あのとき、そしていま

 あの時に戻ってみたいと思うことはありませんか。

 未来の自分や世界がどうなっているかも見てみたいですね。ドラえもんや映画バック・トゥ・ザ・フューチャのようなタイムマシンがあればいいのに、と時々思うのは私だけでしょうか。

 今までの出来事などの記憶をすべて覚えているなどはあり得ず、むしろ忘れていくことの多さに嘆きます。
 それでも、あの時に戻り、その時間の状況にタイムスリップすることはできます。忘れえない感情が短い時の流れの一コマを覚えてくれています。
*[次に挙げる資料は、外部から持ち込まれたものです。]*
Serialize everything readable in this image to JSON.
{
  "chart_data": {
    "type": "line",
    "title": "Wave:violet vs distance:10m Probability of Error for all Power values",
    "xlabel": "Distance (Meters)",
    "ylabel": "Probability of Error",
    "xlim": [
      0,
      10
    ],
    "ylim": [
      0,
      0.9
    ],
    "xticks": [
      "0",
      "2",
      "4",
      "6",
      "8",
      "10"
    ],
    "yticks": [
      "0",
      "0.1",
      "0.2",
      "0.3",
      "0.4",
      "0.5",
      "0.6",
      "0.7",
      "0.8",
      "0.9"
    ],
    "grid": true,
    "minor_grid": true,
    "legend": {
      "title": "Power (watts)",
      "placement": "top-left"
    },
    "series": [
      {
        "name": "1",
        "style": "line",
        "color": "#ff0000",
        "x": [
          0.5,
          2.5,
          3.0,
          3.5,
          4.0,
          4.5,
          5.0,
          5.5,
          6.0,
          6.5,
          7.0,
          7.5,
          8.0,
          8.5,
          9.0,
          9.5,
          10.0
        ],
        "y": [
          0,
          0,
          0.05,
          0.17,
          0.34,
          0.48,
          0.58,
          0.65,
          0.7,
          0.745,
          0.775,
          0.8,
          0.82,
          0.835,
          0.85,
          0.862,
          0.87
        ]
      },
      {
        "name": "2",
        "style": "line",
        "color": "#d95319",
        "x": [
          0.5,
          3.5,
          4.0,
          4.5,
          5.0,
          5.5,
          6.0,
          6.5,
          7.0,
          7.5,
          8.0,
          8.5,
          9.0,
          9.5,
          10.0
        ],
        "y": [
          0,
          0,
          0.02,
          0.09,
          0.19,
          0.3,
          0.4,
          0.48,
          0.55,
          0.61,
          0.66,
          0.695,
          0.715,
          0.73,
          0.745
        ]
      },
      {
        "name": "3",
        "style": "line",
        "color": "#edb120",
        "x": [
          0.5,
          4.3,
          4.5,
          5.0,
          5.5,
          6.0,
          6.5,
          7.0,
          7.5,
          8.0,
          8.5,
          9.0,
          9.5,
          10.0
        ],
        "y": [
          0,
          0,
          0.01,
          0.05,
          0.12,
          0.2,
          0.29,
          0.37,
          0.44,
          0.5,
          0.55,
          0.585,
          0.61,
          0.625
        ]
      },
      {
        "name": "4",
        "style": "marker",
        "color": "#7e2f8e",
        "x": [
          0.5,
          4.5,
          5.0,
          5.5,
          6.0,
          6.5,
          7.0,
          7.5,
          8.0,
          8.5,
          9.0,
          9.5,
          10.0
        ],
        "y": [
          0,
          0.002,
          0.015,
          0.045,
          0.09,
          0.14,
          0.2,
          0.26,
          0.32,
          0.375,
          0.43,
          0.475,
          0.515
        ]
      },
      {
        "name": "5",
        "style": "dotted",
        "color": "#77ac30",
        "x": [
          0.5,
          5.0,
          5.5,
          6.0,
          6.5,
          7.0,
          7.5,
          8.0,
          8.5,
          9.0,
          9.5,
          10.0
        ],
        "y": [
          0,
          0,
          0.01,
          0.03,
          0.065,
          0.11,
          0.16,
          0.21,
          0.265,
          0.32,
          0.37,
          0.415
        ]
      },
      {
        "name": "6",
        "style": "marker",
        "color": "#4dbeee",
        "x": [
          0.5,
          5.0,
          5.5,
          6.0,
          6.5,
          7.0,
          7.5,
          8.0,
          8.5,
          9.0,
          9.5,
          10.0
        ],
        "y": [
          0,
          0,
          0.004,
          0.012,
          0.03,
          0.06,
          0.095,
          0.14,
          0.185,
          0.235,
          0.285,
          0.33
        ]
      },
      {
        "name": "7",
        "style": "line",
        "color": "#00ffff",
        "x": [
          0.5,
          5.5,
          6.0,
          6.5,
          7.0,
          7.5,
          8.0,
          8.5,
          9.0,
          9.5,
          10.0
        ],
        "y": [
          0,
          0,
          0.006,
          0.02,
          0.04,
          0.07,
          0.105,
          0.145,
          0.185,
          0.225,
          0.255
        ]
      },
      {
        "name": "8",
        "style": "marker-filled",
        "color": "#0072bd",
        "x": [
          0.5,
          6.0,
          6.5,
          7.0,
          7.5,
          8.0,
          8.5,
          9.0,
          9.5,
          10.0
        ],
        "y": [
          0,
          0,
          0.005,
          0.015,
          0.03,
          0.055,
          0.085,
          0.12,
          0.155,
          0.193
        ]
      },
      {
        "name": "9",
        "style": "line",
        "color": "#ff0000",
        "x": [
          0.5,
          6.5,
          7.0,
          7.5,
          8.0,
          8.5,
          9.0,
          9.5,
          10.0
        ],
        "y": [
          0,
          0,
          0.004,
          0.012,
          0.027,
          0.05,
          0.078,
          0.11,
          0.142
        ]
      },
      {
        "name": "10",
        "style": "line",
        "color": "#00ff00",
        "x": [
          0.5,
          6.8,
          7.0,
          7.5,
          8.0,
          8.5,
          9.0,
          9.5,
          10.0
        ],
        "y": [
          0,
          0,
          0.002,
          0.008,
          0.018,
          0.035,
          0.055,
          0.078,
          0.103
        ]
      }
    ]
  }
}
 2011年(平成23年)3月11日金曜日、14時46分は四日市市のお寺での永代経のお座。
 お勤めの後、法話が始まりましたが、話しながら身体が揺れているような、めまいでもしているのかと感じました。風もないのに電気もゆらゆらと、「これは地震だ」内陣を振り返ると輪灯も左右に揺れ動いている、「燈火を消さないと」、話を中断して内陣に向かい、ご院さんと灯明を消し再開しました。
 休憩の折にニュースを聞くと東北地方が大変なことになっています。

 お座が終わりご院さんと津波の映像に心も体も凍りつきました。やがて福島の原子力発電所の事故が起こったのでした。
 それからのニュースの驚愕の日々。あの日から十年が経ちました。
 今も時間が止まったままの方もいらっしゃるでしょう、また新たに時を刻んでこられた方もおられるでしょう。
 あの時に戻りながらも、また現実の今の私の時間を刻み始めます。

 仏教では過去・現在・未来の三時・三世が説かれてあります。
 それらは別々にあるのでなく一刻、一刻移り変わると同時に過去になり、未来となりゆくものです。

 阿弥陀さまは変わることなく、移りゆくそのままの私を受けとめ、いつも慈悲の心でつつんでいてくださいます。